Sometimes life seems like a blur. I don’t know if you experience the same thing, but because of my Event Planner brain, my life is a continuous stream of “Plan. Execute. Recover.” I then humorously like to add my favorite line off of every shampoo bottle, “Lather. Rinse. Repeat.”
In my last post - yes, the one that was dated in June - I was in the planning stage. I stood at that very place where one often has to envision with great clarity what the next leg of the journey will look like. It seemed daunting and overwhelming, but then I realized God brought me here and He’s always with me. Who was I to fear?
This summer consisted of:
- Ten weeks of “Hamlet,” my theatre company’s tenth annual Shakespeare-in-thePark production.
- Twelve weeks of two very difficult courses towards my MS in Mental Health Counseling.
- Sending Zoe off to “Jump Start” to help her overcome her incredible shyness in preparation for Kindergarten.
- Preparing both girls for the annual Harvest Festival Mini Miss and Jr. Miss pageants.
- Keeping a flower garden alive and beautiful.
- Keeping vegetables growing in the zaniest weather patterns I’ve ever experienced.
- Spending every last moment I could find, swimming and playing with my children during what might possibly be my last summer of unemployment.
- Keeping a house clean.
- Keeping a husband happy.
The list goes on, but these were indeed, the most important highlights.
He leadeth me again. I rested in His hands. I gave it all to Him and He blessed my every step with His presence.
“Hamlet” was Gaspipe Theatre Company’s greatest triumph, thus far.
I was able to maintain my 4.0 in my coursework.
Zoe did beautifully well in Jump Start and let’s just say it was Mommy who did the most crying the day the girls started school.
The pageants took place yesterday and both girls made me burst with pride.
The gardens are still alive; the vegetables are still coming.
I can truly say there is not one ounce of regret in me for time lost with the children this summer. We spent every moment we could as a family, creating memories which I hope will last their whole lives.
My house is still clean.
Yesterday, Derek and I celebrated our 6th wedding anniversary. With God’s help, we continue to strengthen our marriage every day.
There were bonuses, too. Because of my obedience in returning to Milton, despite my internal kicks and screams, God is bringing my greatest dream of creating a Center for the Arts to life. I will be working with the Milton Library to create a Center for the Arts in the new facility that the Library just purchased.

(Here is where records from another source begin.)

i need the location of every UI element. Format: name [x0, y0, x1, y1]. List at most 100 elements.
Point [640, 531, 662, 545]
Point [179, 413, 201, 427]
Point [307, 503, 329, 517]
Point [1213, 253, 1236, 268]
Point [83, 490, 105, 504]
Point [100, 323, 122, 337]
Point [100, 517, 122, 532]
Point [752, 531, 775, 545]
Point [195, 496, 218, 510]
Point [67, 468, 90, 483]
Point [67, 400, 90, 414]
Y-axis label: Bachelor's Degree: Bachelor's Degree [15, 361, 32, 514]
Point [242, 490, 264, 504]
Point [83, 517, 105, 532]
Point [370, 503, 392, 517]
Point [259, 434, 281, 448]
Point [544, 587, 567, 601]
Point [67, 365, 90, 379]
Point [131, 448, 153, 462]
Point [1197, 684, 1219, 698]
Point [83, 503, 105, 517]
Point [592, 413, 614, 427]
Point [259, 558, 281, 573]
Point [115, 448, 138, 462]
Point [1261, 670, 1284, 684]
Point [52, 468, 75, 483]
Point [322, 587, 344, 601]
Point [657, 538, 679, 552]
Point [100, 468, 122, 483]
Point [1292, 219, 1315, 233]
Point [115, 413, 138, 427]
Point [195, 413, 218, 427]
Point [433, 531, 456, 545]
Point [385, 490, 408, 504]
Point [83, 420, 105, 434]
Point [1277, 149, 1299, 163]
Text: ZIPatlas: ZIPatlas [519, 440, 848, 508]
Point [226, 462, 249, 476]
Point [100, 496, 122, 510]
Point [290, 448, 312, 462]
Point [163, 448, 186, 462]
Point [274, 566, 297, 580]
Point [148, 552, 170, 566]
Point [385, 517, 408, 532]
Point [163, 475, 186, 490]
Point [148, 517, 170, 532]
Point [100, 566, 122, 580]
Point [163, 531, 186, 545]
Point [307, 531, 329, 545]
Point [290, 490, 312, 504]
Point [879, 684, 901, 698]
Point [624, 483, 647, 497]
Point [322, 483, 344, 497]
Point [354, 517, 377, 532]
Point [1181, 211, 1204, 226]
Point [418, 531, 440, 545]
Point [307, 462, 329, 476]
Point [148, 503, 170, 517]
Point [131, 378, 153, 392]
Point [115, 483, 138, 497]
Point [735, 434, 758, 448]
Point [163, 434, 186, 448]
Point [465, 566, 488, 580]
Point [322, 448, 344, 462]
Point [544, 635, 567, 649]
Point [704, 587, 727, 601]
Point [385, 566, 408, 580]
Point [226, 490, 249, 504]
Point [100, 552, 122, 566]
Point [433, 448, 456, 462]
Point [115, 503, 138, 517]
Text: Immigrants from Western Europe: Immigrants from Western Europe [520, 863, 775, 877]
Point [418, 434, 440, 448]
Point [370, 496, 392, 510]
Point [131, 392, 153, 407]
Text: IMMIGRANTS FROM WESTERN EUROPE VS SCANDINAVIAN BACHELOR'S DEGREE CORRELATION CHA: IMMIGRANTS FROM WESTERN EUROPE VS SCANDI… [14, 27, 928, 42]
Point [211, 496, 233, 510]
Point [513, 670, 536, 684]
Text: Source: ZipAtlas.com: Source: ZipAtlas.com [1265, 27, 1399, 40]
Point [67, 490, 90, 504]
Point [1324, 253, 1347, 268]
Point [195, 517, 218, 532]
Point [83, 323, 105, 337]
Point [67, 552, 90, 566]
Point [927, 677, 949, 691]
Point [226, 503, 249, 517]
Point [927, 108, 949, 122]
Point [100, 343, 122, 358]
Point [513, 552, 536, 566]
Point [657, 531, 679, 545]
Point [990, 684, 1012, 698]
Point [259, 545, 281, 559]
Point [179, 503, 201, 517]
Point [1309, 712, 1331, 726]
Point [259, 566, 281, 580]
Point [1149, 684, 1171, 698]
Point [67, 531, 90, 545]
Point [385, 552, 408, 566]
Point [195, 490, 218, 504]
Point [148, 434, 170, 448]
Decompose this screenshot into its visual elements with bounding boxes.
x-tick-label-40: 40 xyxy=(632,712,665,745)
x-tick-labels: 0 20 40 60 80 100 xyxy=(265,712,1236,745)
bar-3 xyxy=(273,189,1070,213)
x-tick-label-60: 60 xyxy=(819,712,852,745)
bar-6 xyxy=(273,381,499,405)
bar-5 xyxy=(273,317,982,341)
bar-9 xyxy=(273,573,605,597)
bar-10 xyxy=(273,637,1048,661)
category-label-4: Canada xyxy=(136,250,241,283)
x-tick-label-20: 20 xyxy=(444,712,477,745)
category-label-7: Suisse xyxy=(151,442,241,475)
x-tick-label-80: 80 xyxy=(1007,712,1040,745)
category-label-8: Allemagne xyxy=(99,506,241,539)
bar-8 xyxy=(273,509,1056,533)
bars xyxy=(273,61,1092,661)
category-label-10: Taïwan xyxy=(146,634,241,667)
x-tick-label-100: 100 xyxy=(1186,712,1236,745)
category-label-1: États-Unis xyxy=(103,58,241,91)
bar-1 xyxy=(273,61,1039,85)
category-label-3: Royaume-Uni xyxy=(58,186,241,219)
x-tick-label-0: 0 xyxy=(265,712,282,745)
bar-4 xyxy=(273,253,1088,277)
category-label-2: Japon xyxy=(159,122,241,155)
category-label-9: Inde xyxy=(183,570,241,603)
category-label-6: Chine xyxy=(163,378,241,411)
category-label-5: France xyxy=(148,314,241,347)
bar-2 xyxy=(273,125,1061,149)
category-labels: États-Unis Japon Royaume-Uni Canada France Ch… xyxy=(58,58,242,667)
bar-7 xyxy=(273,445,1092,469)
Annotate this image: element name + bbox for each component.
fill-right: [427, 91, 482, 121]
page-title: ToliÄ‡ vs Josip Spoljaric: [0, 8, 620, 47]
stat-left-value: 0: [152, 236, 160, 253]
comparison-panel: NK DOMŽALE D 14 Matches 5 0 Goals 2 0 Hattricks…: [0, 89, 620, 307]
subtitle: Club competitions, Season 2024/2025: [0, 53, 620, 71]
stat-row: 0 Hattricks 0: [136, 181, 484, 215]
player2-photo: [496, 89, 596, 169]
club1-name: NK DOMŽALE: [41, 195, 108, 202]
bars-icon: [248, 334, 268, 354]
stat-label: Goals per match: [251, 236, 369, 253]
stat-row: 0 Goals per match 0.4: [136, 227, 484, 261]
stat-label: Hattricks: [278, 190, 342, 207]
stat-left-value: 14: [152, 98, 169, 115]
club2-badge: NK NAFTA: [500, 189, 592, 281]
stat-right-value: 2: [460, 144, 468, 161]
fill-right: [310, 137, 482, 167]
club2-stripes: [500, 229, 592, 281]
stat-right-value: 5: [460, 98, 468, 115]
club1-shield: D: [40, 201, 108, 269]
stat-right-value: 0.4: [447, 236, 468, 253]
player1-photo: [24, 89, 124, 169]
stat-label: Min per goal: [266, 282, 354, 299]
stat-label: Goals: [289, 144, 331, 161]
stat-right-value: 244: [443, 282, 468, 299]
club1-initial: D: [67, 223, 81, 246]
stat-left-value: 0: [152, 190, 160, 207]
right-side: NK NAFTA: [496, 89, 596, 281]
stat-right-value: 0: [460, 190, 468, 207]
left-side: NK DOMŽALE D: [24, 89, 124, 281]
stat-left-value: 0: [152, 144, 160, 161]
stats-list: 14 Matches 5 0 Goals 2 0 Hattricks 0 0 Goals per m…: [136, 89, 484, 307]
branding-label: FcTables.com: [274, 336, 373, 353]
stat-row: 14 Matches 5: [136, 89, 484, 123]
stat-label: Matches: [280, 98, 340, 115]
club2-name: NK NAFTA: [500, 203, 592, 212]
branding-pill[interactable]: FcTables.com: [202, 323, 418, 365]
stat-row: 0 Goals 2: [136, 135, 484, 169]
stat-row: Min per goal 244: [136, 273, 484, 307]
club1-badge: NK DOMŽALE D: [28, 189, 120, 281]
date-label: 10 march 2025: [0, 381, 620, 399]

And finally, as if I deserved one more blessing, at the end of my twelve weeks of school, when everything was finally settling down, by some miracle of miracles, God gave me two weeks off to write. These two weeks off from classes began the very day the girls went back to school. My agent had made contact with a couple of publishers who were interested in my book, I just couldn‘t find the time to clean it up and finish it out. But God gave me two glorious weeks of clarity and insight (and a quiet house) and last Tuesday, I gave birth to my new manuscript, “Climbing Out of the Daddy Hole.” Prayers for “Uncommon Favor” are greatly appreciated.
I will admit, after the plan was laid out, each step of the way was a bit blurry. I had moments where I felt like I was standing outside of myself, watching myself in action. I mentally would stop myself and experience a “reality check”. “I’m doing it. I don’t know how, but I’m here and it’s happening.” The final performance of “Hamlet” came and went. Zoe got off the Jump Start bus one last time. The grades were posted. The pool closed. School started. I submitted my book and received my agent’s approval.
The Recovery periods from each and every item on my list were glowing. There’s no better word to describe them. Every task, every paper, every show was a complete success.
Now it’s all in the past and I sit here, planning out the next leg: two more classes, a residency in October, cheerleading practices, birthdays and Christmas. The list, again, goes on.
But there’s something different this time. There is no dread, no feeling of being overwhelmed. I suddenly understand the very heart of Philippians 4:13. “I can do all things through Him who strengthens me.”
My God is in me, above me, beneath me, before me, behind me, on either side of me. He has my back in all times. He restores my energy, my strength, and gives me hope with every new morning. When the storms are raging, I‘ve learned to praise Him. He is my All in all.
Is He yours? Have you yet learned how to go to Him as a child and let Him be your Daddy? Have you learned to trust? Have you learned to obey? Have you experienced the awesome magnitude of Him working through you and the blessings of dreams realized?
Go to your Father and lean on Him. Then plan, execute, and recover. Psalms 23 should assure you that “His goodness and mercy will follow you” and “out of you.” John 7:38 reminds us, “shall flow rivers of living water.”
It might possibly be that the blur you experience is when God completely takes over and works out the good for those who love Him.
What an awesome, humbling, amazing place to be - caught in the blur of our Master’s work.